Das Vokalwerk Bachs, abgesehen von den Passionen, habe heutzutage weder im Gottesdienst noch im Konzert seinen Platz; es dennoch dem Publikum nahezubringen, ist das Ziel einer Schweizer Initiative. Sie wurde von dem Musiker Rudolf Lutz und dem Unternehmer Konrad Hummler ins Leben gerufen, und hat das Ziel, Bachs gesamtes Vokalwerk in einer Konzertreihe vorzustellen.
Dazu wurde die J. S. Bach-Stiftung gegründet, die aus privaten Mitteln die Finanzierung des Projektes sicherstellt – über einen Zeitraum
von etwa 25 Jahren.
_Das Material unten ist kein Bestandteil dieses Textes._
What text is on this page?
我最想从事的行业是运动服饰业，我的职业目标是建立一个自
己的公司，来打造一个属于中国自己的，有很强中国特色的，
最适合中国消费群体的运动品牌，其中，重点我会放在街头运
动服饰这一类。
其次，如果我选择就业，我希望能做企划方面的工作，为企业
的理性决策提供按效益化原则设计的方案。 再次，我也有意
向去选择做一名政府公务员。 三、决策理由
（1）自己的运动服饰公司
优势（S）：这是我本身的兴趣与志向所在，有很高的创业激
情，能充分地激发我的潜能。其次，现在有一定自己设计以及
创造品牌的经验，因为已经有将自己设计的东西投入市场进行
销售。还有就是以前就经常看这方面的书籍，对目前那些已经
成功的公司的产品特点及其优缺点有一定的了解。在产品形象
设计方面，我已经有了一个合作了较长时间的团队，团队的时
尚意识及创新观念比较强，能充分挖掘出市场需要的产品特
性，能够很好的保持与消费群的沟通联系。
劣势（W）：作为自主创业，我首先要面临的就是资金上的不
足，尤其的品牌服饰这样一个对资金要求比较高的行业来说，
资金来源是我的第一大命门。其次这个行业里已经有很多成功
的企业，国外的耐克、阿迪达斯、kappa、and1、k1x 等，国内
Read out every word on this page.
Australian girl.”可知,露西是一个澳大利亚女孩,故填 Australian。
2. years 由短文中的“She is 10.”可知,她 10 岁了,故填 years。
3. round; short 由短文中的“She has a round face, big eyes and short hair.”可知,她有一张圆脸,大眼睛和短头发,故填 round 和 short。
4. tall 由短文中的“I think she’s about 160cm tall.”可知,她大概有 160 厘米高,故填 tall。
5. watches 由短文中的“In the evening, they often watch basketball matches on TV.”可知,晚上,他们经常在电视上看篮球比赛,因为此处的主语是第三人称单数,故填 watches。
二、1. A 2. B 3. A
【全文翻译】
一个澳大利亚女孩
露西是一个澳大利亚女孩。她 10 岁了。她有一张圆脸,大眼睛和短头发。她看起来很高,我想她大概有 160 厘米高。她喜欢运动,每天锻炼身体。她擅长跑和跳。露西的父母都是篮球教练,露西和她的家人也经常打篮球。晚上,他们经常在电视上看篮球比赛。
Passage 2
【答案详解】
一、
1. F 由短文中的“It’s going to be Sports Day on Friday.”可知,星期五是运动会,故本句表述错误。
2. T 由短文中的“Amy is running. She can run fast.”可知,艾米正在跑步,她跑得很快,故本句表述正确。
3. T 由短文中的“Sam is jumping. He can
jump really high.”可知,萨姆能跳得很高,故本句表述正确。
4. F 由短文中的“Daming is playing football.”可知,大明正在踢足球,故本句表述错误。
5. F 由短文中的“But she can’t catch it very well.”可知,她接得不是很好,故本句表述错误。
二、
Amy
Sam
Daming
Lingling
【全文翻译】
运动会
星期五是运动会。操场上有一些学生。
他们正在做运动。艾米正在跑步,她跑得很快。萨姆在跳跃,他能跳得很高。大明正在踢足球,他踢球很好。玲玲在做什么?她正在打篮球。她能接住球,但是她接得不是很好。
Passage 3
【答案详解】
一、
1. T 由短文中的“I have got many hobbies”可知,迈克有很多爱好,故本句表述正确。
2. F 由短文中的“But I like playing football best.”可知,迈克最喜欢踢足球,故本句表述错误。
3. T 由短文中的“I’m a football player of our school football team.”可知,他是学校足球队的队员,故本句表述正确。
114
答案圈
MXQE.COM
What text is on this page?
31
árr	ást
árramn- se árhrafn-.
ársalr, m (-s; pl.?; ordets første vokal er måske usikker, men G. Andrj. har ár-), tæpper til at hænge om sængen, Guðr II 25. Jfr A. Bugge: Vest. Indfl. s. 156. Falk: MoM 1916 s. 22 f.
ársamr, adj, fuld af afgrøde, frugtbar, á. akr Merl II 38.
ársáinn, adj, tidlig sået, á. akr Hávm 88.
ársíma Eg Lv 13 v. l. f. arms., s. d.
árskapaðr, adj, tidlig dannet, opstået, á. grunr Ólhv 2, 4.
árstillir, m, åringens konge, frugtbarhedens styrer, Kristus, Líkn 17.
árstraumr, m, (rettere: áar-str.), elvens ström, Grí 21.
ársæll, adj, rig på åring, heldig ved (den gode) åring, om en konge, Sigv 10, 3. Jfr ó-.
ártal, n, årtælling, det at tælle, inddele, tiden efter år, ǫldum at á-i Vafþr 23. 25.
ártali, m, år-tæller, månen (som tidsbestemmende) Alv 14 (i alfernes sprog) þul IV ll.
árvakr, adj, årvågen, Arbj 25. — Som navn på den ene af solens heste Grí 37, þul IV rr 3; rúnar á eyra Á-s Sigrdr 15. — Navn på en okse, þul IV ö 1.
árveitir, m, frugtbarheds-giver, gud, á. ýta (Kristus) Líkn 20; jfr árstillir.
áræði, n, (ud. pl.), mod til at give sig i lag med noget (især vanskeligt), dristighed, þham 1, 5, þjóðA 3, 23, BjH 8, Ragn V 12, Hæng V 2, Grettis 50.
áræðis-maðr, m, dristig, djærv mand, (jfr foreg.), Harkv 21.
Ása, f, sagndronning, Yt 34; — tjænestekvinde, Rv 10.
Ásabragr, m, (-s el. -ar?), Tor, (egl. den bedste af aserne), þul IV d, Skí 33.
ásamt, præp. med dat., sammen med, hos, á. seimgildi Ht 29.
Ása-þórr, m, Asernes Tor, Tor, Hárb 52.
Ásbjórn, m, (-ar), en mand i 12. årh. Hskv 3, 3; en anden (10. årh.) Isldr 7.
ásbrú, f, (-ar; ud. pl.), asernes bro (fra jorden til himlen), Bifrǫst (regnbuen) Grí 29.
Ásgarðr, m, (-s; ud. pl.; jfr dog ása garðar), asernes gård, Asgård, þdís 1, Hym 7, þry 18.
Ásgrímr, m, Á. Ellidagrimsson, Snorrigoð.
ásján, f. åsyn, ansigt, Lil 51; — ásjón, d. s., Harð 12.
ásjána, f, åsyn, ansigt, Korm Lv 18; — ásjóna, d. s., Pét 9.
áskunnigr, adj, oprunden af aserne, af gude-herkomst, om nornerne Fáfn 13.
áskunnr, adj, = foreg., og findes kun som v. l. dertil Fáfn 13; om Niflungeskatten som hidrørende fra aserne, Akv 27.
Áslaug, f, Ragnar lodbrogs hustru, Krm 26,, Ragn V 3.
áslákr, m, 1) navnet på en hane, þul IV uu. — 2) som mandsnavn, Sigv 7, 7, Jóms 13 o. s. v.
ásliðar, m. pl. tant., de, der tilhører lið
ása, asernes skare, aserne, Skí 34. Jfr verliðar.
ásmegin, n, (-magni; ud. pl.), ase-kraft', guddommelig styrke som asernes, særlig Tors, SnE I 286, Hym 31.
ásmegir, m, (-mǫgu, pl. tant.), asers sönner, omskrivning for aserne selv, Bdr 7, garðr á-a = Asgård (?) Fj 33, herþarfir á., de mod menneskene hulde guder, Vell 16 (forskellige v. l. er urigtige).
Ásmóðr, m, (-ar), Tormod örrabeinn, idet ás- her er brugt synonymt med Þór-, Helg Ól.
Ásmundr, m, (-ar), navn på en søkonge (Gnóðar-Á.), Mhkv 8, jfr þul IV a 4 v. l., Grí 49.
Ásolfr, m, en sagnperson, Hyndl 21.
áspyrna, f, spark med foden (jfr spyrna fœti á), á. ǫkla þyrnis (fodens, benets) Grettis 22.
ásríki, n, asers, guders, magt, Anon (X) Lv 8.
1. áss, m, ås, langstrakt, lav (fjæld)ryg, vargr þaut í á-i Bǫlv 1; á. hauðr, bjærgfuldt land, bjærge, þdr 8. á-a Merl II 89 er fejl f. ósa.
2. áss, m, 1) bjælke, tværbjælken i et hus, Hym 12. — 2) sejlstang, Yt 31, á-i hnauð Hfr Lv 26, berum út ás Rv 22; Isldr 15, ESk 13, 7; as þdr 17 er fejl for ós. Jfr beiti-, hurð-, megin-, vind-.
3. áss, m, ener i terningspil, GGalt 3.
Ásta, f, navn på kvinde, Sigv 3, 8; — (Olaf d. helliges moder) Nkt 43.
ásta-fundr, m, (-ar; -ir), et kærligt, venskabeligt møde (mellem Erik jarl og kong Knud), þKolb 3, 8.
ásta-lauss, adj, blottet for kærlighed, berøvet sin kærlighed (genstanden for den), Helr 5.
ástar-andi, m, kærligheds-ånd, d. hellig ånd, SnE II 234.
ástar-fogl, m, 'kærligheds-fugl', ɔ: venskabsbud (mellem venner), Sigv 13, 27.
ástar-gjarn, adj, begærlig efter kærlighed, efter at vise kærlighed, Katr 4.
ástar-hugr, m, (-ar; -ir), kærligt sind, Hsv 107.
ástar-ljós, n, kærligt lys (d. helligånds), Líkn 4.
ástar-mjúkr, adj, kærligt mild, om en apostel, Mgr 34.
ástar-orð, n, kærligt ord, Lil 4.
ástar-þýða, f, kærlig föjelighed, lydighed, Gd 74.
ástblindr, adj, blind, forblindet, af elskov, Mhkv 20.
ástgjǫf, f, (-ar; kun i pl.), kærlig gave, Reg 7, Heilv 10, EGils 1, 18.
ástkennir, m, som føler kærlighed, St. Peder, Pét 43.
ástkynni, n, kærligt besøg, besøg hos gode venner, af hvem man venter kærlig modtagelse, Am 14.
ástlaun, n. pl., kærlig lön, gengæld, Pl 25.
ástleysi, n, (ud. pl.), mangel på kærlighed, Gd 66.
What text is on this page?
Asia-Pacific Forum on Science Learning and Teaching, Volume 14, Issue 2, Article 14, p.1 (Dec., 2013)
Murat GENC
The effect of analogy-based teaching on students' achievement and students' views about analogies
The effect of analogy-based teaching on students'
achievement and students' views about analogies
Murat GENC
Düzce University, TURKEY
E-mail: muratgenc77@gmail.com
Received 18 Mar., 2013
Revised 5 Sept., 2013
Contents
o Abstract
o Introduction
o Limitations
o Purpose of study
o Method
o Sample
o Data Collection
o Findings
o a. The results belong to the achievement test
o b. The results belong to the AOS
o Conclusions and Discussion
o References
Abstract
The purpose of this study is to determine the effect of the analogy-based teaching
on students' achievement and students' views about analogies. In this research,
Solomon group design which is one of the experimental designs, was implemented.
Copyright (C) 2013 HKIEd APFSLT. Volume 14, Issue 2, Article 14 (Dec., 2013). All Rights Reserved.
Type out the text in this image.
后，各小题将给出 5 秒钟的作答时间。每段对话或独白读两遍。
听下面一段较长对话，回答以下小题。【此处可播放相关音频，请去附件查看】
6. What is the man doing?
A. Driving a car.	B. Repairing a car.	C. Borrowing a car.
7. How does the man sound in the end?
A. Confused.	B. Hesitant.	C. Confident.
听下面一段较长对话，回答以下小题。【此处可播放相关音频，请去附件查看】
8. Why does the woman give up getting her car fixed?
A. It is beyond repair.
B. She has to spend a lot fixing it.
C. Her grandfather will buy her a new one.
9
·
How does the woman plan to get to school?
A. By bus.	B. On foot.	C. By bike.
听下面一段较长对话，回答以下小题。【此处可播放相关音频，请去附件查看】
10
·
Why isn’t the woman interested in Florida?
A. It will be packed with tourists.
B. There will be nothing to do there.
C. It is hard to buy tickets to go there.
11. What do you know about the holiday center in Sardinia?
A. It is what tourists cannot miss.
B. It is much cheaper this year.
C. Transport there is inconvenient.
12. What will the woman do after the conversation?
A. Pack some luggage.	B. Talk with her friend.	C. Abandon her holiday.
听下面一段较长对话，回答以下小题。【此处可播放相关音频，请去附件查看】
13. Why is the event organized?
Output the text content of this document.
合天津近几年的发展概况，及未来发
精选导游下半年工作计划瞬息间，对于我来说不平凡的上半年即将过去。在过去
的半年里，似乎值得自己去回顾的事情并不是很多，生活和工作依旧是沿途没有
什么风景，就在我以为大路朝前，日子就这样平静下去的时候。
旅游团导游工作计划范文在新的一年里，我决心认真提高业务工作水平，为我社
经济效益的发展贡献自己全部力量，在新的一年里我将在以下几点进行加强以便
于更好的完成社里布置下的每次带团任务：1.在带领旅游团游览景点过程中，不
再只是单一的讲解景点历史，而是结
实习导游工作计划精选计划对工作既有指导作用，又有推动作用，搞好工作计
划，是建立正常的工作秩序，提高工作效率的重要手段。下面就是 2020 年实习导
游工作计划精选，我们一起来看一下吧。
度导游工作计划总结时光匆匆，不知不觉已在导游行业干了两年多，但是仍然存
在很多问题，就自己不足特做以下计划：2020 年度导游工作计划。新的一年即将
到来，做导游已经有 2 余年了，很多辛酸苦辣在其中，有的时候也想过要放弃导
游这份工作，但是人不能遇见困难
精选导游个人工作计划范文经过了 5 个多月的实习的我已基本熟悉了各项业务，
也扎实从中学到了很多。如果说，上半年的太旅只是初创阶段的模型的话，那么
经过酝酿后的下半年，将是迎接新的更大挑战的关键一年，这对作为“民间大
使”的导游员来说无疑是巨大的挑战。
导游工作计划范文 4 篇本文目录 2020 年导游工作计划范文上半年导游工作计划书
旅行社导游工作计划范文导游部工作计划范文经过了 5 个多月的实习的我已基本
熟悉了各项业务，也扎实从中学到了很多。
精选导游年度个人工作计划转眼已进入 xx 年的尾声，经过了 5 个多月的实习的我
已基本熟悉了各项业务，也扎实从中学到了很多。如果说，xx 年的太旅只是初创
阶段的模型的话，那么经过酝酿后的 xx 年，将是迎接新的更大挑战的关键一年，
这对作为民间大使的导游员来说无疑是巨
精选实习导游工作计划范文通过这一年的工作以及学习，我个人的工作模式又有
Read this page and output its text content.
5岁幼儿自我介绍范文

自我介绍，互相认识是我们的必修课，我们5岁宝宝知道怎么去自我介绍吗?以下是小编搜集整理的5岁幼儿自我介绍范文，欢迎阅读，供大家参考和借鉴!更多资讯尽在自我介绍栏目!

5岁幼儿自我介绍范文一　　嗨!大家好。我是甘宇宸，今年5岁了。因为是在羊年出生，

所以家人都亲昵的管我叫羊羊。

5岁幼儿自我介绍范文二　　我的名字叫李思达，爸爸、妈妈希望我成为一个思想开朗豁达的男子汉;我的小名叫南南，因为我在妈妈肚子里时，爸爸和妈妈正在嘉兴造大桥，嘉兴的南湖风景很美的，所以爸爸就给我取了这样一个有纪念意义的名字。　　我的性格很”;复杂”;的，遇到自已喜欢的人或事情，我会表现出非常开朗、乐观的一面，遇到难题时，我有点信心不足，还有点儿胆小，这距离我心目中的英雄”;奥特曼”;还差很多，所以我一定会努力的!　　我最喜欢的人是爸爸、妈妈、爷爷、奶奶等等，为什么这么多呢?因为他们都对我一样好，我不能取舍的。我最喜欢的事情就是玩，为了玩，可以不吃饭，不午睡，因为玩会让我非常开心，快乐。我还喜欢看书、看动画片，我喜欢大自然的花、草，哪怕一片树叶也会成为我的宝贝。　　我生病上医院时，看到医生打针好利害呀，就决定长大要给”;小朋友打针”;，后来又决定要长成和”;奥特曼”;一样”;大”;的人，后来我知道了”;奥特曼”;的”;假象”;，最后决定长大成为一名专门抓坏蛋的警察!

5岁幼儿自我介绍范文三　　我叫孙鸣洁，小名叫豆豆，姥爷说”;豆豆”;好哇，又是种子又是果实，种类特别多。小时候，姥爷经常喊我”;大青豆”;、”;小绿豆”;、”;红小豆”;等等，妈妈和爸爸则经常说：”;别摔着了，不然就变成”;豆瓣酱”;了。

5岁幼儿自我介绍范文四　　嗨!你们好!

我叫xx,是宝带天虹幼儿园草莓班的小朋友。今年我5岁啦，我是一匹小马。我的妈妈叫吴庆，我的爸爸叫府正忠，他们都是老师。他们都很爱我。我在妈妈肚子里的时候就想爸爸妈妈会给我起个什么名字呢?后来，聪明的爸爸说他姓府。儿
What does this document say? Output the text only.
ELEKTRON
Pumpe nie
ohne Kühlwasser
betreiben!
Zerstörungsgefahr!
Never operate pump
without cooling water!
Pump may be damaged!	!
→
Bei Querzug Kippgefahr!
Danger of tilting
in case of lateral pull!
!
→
Seit Oktober 2006 erklingt allmonatlich eine Kantate in der Barockkirche von Trogen, einem Appenzeller Dorf in der Nähe von St. Gallen. Zuvor gibt es eine Werkeinführung sowohl zu theologischen Fragen als auch zu musikalischen Details. Das Publikum ist eingeladen, die Choräle mitzusingen. Im Anschluss daran erklingt die Kantate – zweimal, mit einer Reflexion zwischen den beiden Aufführungen, bei der eine namhafte Persönlichkeit Bezug auf den Inhalt der Kantate nimmt. Das komplette Programm erscheint anschließend auf DVD; zusätzlich werden regelmäßig Kantaten auf CD veröffentlicht.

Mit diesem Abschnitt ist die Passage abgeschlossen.